En filigrane du film apparaissent les souvenirs avec sa sœur adorée et son suicide, en 1965, parce qu’elle ne voulait pas d’une vie conforme aux attentes de sa famille bourgeoise, coincée dans ses principes comme dans sa banlieue ennuyeuse. Cette rébellion lui servira de modèle, Nan Goldin s’enfuira à l’âge de 15 ans à Boston et se retrouvera immergée dans le monde des drag queens qui deviennent ses amis, plus, sa famille. Sexe, drogue, rock’n roll et la photo, ce sera la VOIX qu’elle se choisit pour ne jamais perdre le souvenir de personne. Son appareil photo saisit tout sur le vif, les rires et les larmes, l’amour et la violence, la difficulté à vivre.

En parallèle, il y aussi l’addiction de l’artiste à l’OxyContin, un anti-douleur prescrit par son médecin et qui a fait à ce jour plus de 500 000 mort·es. Elle s’en est sortie et livre un combat haineux contre la famille Sackler, milliardaires qui ont fait leur fortune avec ces opioïdes.

Et il y a aussi le sida qui fait des ravages et dégarnit les rangs de ses meilleurs amis. Elle les photographiera jusqu’au bout comme un reporter de guerre, l’ultime témoin nécessaire pour ne pas oublier et ne pas ignorer.

C’est donc un collage de photographies ce film ?

Oui et non. Nan Goldin a réalisé très vite des diaporamas de ses photos, accompagnés de musiques ou chansons qu’elle aimait. Elle organisait des projections toujours différentes selon le thème ou l’ordre des photos. Comme « The ballad of Sexual dependency » (La ballade de la dépendance sexuelle). Pour information, le musée d’arts de Nantes en possède une version, composée de 687 diapositives datant de 1981 à 1993, et dont on retrouve certaines photos dans le film.

Des vidéos ponctuent également le film, archives ou actuelles, comme les actions auxquelles l’artiste participe activement avec le groupe P.A.I.N (Prescription Addiction Intervention Now) contre la famille Sackler mécène de nombreux musées américains et européens.

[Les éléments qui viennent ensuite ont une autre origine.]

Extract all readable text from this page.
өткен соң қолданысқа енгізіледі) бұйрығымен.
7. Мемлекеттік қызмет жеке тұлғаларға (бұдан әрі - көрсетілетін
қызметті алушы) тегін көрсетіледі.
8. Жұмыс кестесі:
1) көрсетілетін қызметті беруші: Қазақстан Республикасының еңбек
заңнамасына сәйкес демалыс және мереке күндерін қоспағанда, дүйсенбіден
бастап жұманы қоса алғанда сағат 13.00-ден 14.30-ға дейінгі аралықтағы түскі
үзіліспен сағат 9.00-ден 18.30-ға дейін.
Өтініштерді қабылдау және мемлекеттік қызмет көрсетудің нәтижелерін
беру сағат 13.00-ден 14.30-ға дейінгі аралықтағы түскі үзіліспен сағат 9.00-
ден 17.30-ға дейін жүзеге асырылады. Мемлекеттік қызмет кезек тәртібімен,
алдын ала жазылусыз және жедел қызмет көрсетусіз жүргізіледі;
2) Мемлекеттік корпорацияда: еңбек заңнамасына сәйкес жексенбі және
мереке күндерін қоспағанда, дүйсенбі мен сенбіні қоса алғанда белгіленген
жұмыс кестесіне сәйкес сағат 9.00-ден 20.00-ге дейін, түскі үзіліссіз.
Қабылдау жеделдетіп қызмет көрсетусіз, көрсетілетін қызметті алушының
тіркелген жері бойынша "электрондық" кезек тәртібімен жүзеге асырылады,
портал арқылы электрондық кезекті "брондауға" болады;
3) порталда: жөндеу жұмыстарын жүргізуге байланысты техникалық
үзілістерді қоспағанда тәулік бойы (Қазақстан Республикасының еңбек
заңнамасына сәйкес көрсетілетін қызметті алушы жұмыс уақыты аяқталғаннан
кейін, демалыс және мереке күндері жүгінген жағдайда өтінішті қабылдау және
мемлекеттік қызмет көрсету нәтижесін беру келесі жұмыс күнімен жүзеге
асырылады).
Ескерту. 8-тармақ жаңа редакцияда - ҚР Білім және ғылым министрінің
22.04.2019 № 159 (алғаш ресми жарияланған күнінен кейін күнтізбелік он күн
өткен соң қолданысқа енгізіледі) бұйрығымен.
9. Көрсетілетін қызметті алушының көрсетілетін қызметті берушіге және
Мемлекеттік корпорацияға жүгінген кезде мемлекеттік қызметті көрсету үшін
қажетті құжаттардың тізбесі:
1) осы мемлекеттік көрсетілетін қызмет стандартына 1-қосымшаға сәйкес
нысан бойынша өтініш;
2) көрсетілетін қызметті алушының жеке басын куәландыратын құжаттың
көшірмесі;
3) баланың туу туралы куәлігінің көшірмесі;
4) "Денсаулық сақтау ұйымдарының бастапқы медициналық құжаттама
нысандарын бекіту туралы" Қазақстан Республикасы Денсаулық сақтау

Vous avez des exemples de ces actions ?

Les performances se succèdent dans les grands musées, ainsi au Guggenheim à New York, du haut de la spirale, une pluie de copies d’ordonnances signées Sackler qui ordonnait « une tempête d’ordonnances » déclenchée dans tout le pays pour vendre les opioïdes avec le soutien de médecins largement récompensés pour leur zèle.

Ou l’action au Metropolitan Museum of Art où les militants jettent des centaines de boîtes de médicaments vides d’OxyContin dans le bassin d’un patio intérieur puis s’allongent pour rappeler le nombre de victimes.

Après une action de ce type, le Louvre sera le premier musée à débaptiser son aile Sackler avant les musées américains au bout de quatre ans de lutte. Quant à la justice américaine, elle les protège toujours.

Nan Goldin, artiste, activiste, mais aussi photographe ?

C’est un vrai bonheur de revoir ces photographies, qui, si elles semblent banales à première vue, et aujourd’hui l’intimité se dévoile sans pudeur sur les réseaux sociaux, me touchent beaucoup. Comme si Nan Goldin avait arraché encore un bout de vie à tous ces gens qui pleurent, qui dansent, qui se marient, qui font l’amour et dont beaucoup sont décédés. Elle y était et elle nous emmène avec elle auprès d’eux, ceux qui sont partis. Et chaque cadrage est juste, et chaque photo est comme un acte d’amour, un enveloppement affectueux et ils nous regardent encore. Et nous devons les regarder pour ne jamais les oublier.

À ne pas rater : "Toute la beauté et le sang versé", documentaire, 2022, 1 h 57. Réalisatrice Laura Poitras.


Entretien réalisé par Laurence Aubron.